The film lasted maybe fifteen minutes. Nobody said a word the whole time.

“Your girl?” Polanski said when it was over and the lights were back on.

I nodded.

“Who made it-you know?” I said after a moment.

“Guy by the name of Sanders. You get to know them by their style after a while-camera angles, things like that. Bud Sanders. Rents a cheap motel room, turns a girl up high on speed or whatever’s going, and rolls the camera. Mostly the men are the same ones over and over.”

“You pick him up?”

“What the hell for?” Polanski said. “He’d be back out on the street before we started the paper-work.”

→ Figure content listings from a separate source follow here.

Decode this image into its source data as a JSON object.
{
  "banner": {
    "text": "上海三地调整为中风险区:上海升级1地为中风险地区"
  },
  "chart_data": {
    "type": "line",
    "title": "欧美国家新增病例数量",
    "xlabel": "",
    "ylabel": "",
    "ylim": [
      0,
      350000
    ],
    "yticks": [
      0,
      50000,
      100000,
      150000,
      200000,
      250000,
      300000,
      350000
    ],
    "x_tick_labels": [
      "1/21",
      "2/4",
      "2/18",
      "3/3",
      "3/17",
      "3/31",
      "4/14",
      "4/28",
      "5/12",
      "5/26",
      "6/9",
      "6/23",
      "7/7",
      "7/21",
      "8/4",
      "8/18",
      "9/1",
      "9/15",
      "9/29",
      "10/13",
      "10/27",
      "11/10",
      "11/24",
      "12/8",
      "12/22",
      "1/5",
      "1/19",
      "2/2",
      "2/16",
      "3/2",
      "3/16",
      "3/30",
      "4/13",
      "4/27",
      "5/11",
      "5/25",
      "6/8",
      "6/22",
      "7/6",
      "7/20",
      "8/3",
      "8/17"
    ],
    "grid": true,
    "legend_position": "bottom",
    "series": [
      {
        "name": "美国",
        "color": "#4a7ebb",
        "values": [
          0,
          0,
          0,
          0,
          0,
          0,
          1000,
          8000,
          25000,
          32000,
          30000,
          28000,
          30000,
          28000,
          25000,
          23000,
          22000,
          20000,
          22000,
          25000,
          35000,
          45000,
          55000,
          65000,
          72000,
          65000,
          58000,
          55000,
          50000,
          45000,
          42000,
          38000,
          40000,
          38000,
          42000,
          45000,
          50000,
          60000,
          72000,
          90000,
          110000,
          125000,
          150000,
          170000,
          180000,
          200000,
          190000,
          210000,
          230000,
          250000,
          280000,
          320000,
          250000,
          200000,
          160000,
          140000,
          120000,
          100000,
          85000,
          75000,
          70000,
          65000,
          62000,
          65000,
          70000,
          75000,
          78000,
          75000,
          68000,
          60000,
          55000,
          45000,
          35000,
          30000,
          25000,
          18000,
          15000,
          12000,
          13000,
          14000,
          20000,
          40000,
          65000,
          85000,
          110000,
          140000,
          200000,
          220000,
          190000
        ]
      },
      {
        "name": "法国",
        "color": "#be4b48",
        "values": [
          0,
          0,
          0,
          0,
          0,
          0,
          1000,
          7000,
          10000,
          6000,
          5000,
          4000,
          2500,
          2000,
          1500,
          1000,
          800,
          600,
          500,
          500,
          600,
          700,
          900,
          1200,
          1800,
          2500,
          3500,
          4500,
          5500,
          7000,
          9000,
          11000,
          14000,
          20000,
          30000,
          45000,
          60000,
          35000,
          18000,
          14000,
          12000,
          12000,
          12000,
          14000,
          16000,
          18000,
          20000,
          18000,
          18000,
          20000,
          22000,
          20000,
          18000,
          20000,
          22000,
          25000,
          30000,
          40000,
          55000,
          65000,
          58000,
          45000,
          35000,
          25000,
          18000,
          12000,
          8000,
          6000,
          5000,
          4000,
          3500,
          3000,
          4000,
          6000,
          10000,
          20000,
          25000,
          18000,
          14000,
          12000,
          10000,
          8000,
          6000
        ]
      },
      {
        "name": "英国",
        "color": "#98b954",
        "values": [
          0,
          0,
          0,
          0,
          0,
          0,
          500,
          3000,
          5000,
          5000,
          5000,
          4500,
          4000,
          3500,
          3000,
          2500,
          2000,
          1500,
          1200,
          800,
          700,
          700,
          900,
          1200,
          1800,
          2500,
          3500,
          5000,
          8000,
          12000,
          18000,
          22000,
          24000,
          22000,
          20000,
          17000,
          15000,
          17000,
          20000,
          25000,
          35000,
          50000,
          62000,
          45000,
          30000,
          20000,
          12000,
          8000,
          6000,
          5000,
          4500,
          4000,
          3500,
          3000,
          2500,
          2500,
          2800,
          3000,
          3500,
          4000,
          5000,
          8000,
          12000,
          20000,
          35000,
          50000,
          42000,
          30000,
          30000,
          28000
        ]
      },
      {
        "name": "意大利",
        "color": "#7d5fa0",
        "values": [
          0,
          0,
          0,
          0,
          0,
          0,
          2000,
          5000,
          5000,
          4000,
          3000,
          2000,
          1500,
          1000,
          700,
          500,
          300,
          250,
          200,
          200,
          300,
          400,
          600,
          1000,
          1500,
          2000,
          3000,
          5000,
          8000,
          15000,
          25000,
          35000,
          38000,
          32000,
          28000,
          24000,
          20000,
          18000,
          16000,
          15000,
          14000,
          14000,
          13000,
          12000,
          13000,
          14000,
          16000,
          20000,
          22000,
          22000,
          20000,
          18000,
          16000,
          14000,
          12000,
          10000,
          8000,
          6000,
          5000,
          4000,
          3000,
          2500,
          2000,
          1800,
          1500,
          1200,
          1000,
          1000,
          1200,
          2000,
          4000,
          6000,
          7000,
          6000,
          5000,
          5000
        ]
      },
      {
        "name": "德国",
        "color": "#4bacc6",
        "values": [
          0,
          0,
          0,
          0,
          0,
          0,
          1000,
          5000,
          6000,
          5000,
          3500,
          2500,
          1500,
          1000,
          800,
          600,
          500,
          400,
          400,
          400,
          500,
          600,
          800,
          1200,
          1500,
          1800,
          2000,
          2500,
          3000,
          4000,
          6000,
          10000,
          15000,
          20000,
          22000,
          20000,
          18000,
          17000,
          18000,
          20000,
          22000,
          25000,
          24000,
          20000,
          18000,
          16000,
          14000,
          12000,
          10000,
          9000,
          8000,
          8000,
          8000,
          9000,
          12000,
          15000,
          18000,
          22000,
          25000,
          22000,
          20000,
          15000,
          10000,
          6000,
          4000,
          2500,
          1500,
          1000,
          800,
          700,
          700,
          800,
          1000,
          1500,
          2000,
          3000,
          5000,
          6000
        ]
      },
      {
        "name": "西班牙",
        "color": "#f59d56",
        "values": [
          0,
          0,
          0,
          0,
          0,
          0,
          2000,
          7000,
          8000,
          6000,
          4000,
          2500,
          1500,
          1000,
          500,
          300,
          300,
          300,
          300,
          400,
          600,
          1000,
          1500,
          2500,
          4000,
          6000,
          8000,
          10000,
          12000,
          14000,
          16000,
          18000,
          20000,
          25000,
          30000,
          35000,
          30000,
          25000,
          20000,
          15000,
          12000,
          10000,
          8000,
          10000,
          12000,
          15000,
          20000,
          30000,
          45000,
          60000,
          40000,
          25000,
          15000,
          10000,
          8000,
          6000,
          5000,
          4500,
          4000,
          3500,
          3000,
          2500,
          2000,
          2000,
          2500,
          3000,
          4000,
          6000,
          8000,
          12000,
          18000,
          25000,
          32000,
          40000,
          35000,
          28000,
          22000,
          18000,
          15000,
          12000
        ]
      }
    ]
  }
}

“What about community standards?”

“You’re kidding. In New Orleans?”

“We could try,” Verrick added, “keep him busy a while. But it wouldn’t be long. Nothing would stick. Water off a duck’s back. Then he’d just go out and rent a new camera and start all over again.”

I nodded. I’d seen porn films in my time, some in the line of business, a few for pleasure, but this one had really got to me. I was thinking about Mr. and Mrs. Clayson up on Jackson Avenue and what I’d tell them.